Politica, saperi e organizzazione, vogliamo qui riportare il punto
5, che s’intitola Difesa della scuola pubblica: “La scuola è un
affare pubblico, di cui è compito precipuo dello Stato, in tutte le
sue articolazioni, interessarsi senza indulgere a pericolose forme di
espropriazione a favore della privatizzazione del progetto formativo.

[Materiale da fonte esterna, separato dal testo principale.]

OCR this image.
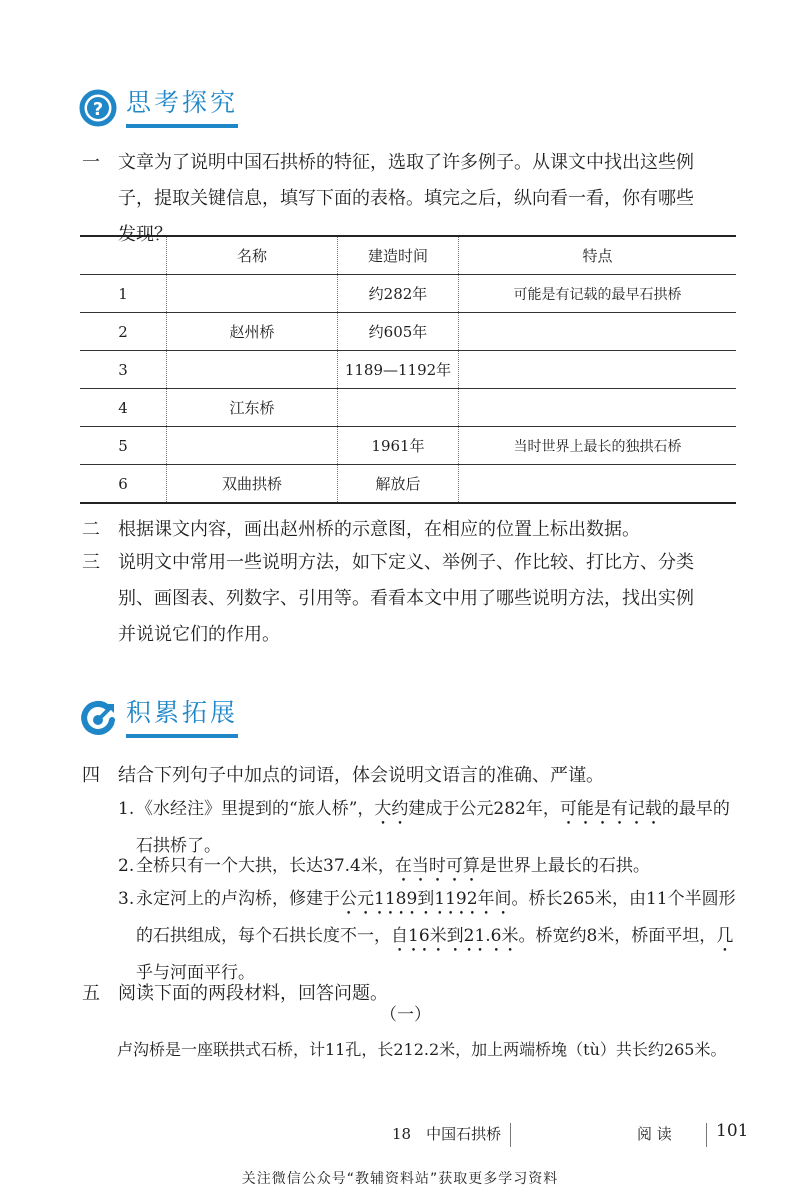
? 思考探究
一 文章为了说明中国石拱桥的特征，选取了许多例子。从课文中找出这些例
子，提取关键信息，填写下面的表格。填完之后，纵向看一看，你有哪些
发现？
	名称	建造时间	特点
1		约282年	可能是有记载的最早石拱桥
2	赵州桥	约605年	
3		1189—1192年	
4	江东桥		
5		1961年	当时世界上最长的独拱石桥
6	双曲拱桥	解放后	
二 根据课文内容，画出赵州桥的示意图，在相应的位置上标出数据。
三 说明文中常用一些说明方法，如下定义、举例子、作比较、打比方、分类
别、画图表、列数字、引用等。看看本文中用了哪些说明方法，找出实例
并说说它们的作用。
积累拓展
四 结合下列句子中加点的词语，体会说明文语言的准确、严谨。
1. 《水经注》里提到的“旅人桥”，大约建成于公元282年，可能是有记载的最早的
石拱桥了。
2. 全桥只有一个大拱，长达37.4米，在当时可算是世界上最长的石拱。
3. 永定河上的卢沟桥，修建于公元1189到1192年间。桥长265米，由11个半圆形
的石拱组成，每个石拱长度不一，自16米到21.6米。桥宽约8米，桥面平坦，几
乎与河面平行。
五 阅读下面的两段材料，回答问题。
（一）
卢沟桥是一座联拱式石桥，计11孔，长212.2米，加上两端桥堍（tù）共长约265米。
18　中国石拱桥	阅 读	101
关注微信公众号“教辅资料站”获取更多学习资料
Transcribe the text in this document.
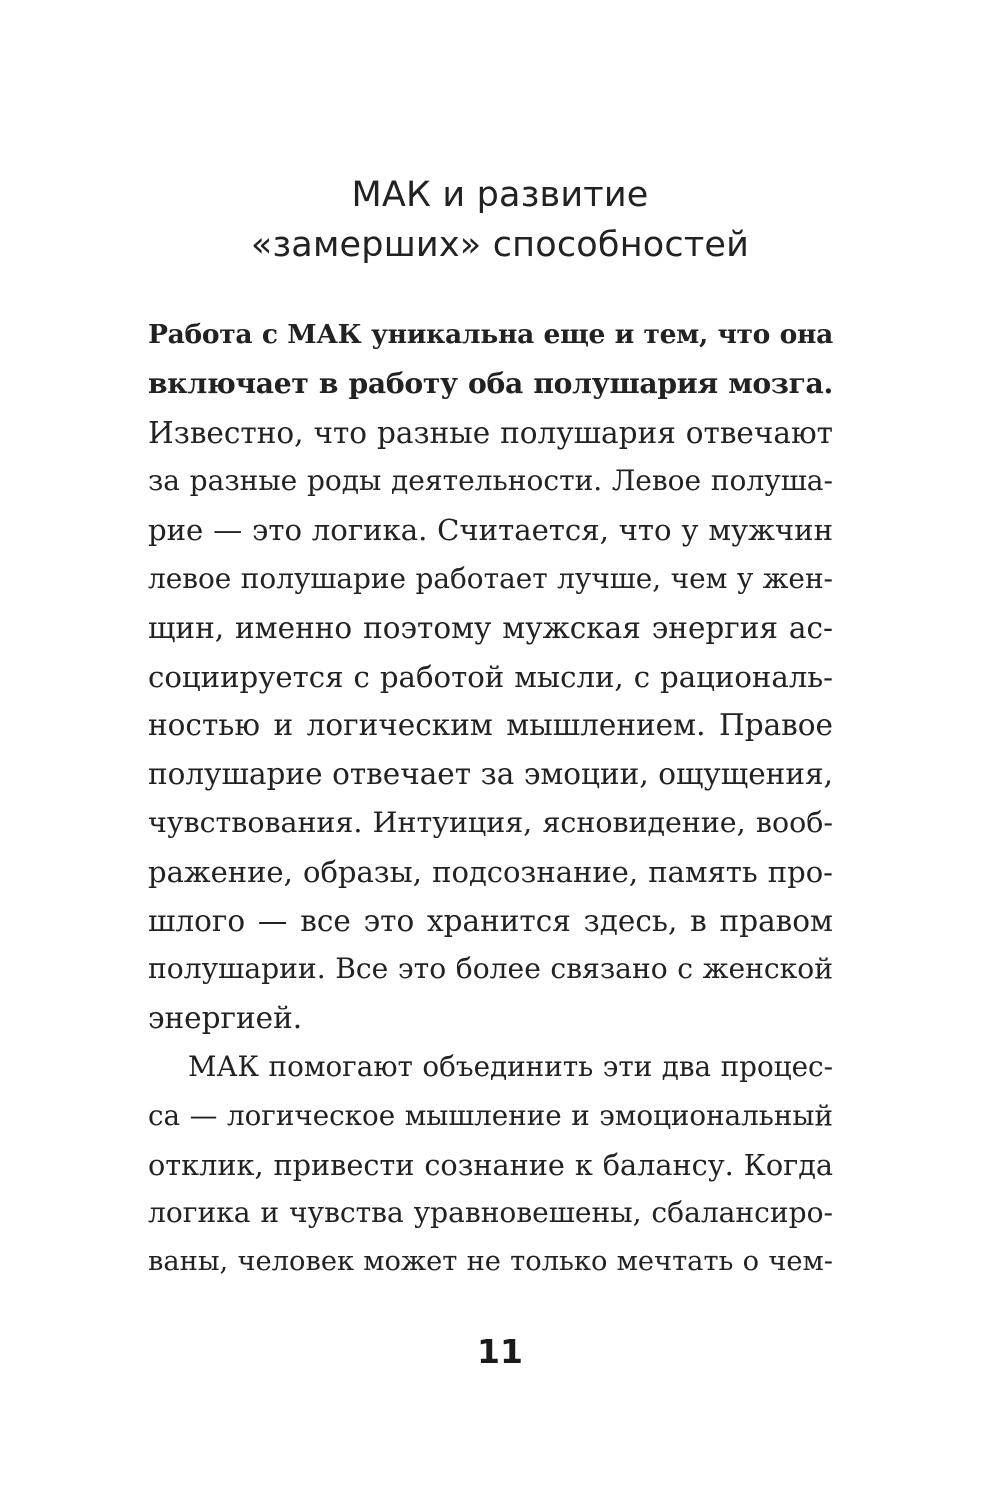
МАК и развитие
«замерших» способностей
Работа с МАК уникальна еще и тем, что она
включает в работу оба полушария мозга.
Известно, что разные полушария отвечают
за разные роды деятельности. Левое полуша-
рие — это логика. Считается, что у мужчин
левое полушарие работает лучше, чем у жен-
щин, именно поэтому мужская энергия ас-
социируется с работой мысли, с рациональ-
ностью и логическим мышлением. Правое
полушарие отвечает за эмоции, ощущения,
чувствования. Интуиция, ясновидение, вооб-
ражение, образы, подсознание, память про-
шлого — все это хранится здесь, в правом
полушарии. Все это более связано с женской
энергией.
МАК помогают объединить эти два процес-
са — логическое мышление и эмоциональный
отклик, привести сознание к балансу. Когда
логика и чувства уравновешены, сбалансиро-
ваны, человек может не только мечтать о чем-
11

Soltanto ponendo la scuola pubblica al centro della sempre più
mutevole e complessa rete dei luoghi della formazione si potranno
sfidare e contrastare – con armi pluraliste (perché la scuola
pubblica è la sola agenzia educativa capace di assicurare il rispetto
della molteplicità delle culture: quindi, della pluralità dei punti
di vista antropologici, etnici, religiosi) e democratiche (perché la
scuola pubblica è la sola agenzia educativa capace di assicurare
all’intera sua utenza l’accesso alla cultura: dando di più a chi
ha di meno) – le persistenti sacche di marginalizzazione/esclusione
dell’infanzia come dell’adolescenza presenti tuttora nel nostro
Paese. In questa prospettiva, il sistema formativo pubblico è il solo
in grado di perseguire la finalità istituzionale e curriculare di una
scuola: efficienza, efficacia, equità.” La
scuola come affare pubblico: un punto da tenere fermo anche in tempi
di neoliberismo privatizzante, anche dopo la scomparsa del prezioso
aggettivo dai documenti ufficiali del ministero di Viale Trastevere.